>>4024532I suppose you could interpret the sea as functioning as a makeshift womb. But I don't believe that was the intention. Even in Plato's unorthodox interpretation which emphasizes it as a birth requiring no women, it's more about the child being born from a man (Uranus) and no one else. The presence of Cronos as an intermediary between the genitals and the sea makes it hard to frame it as an act of mating, and certainly not an act of love. This is in part why I'm not convinced by Plato's interpretation. A goddess born from an act of violence by one man against another doesn't have anything to do with male love.
If anything, the birth of Aphrodite is a more brutal and cynical version of the taming of Enkidu and what it represents.
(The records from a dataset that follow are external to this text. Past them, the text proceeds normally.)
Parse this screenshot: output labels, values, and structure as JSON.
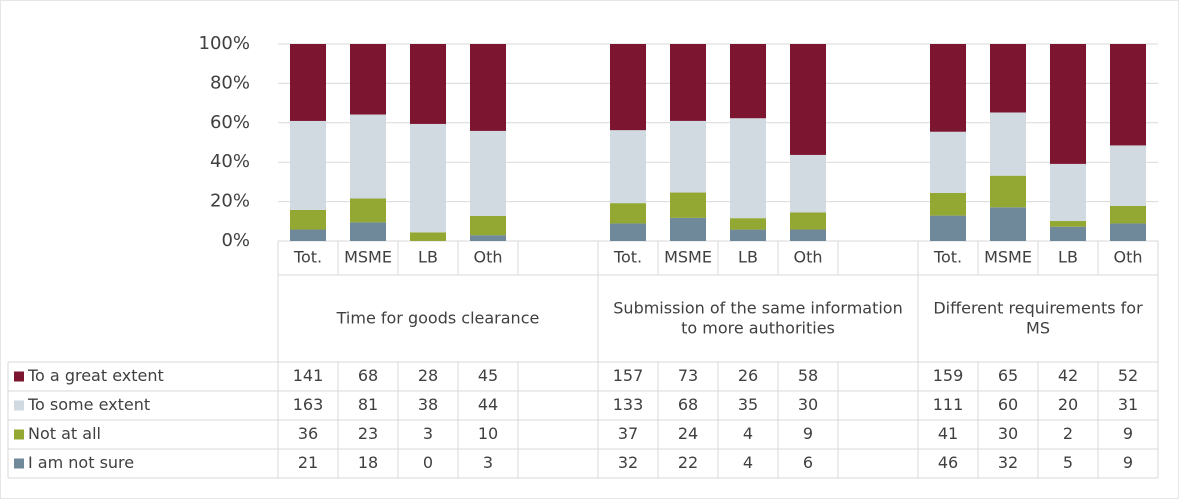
{
  "chart_data": {
    "type": "stacked_bar_100",
    "groups": [
      "Time for goods clearance",
      "Submission of the same information to more authorities",
      "Different requirements for MS"
    ],
    "categories": [
      "Tot.",
      "MSME",
      "LB",
      "Oth",
      "Tot.",
      "MSME",
      "LB",
      "Oth",
      "Tot.",
      "MSME",
      "LB",
      "Oth"
    ],
    "series": [
      {
        "name": "To a great extent",
        "color": "#7b1530",
        "values": [
          141,
          68,
          28,
          45,
          157,
          73,
          26,
          58,
          159,
          65,
          42,
          52
        ]
      },
      {
        "name": "To some extent",
        "color": "#d1d9e1",
        "values": [
          163,
          81,
          38,
          44,
          133,
          68,
          35,
          30,
          111,
          60,
          20,
          31
        ]
      },
      {
        "name": "Not at all",
        "color": "#92a832",
        "values": [
          36,
          23,
          3,
          10,
          37,
          24,
          4,
          9,
          41,
          30,
          2,
          9
        ]
      },
      {
        "name": "I am not sure",
        "color": "#6f899b",
        "values": [
          21,
          18,
          0,
          3,
          32,
          22,
          4,
          6,
          46,
          32,
          5,
          9
        ]
      }
    ],
    "ylim": [
      0,
      100
    ],
    "yticks": [
      {
        "value": 0,
        "label": "0%"
      },
      {
        "value": 20,
        "label": "20%"
      },
      {
        "value": 40,
        "label": "40%"
      },
      {
        "value": 60,
        "label": "60%"
      },
      {
        "value": 80,
        "label": "80%"
      },
      {
        "value": 100,
        "label": "100%"
      }
    ],
    "grid": true
  }
}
The wild, powerful, and free Enkidu was domesticated via seduction by a woman. Now, Uranus was already having sex with Gaia. But, given that the goddess of love hadn't been born yet, this intercourse could be viewed as bestial and instinctive. The birth of Aphrodite could be seen as representing a transformation from dispassionate impulse to lustful desire. For women especially since the myth is about Aphrodite and not Eros. And this birth also happens to coincide with emasculation, with the the master of the universe taken straight from the height of virile strength to total impotence. Especially damning is that the entire ordeal was orchestrated by a matriarch and carried out by a subordinate male.
Read in this way, it functions as a lament for the debilitating effects of heterosexual lust. Quite the opposite of a story celebrating homosexual love.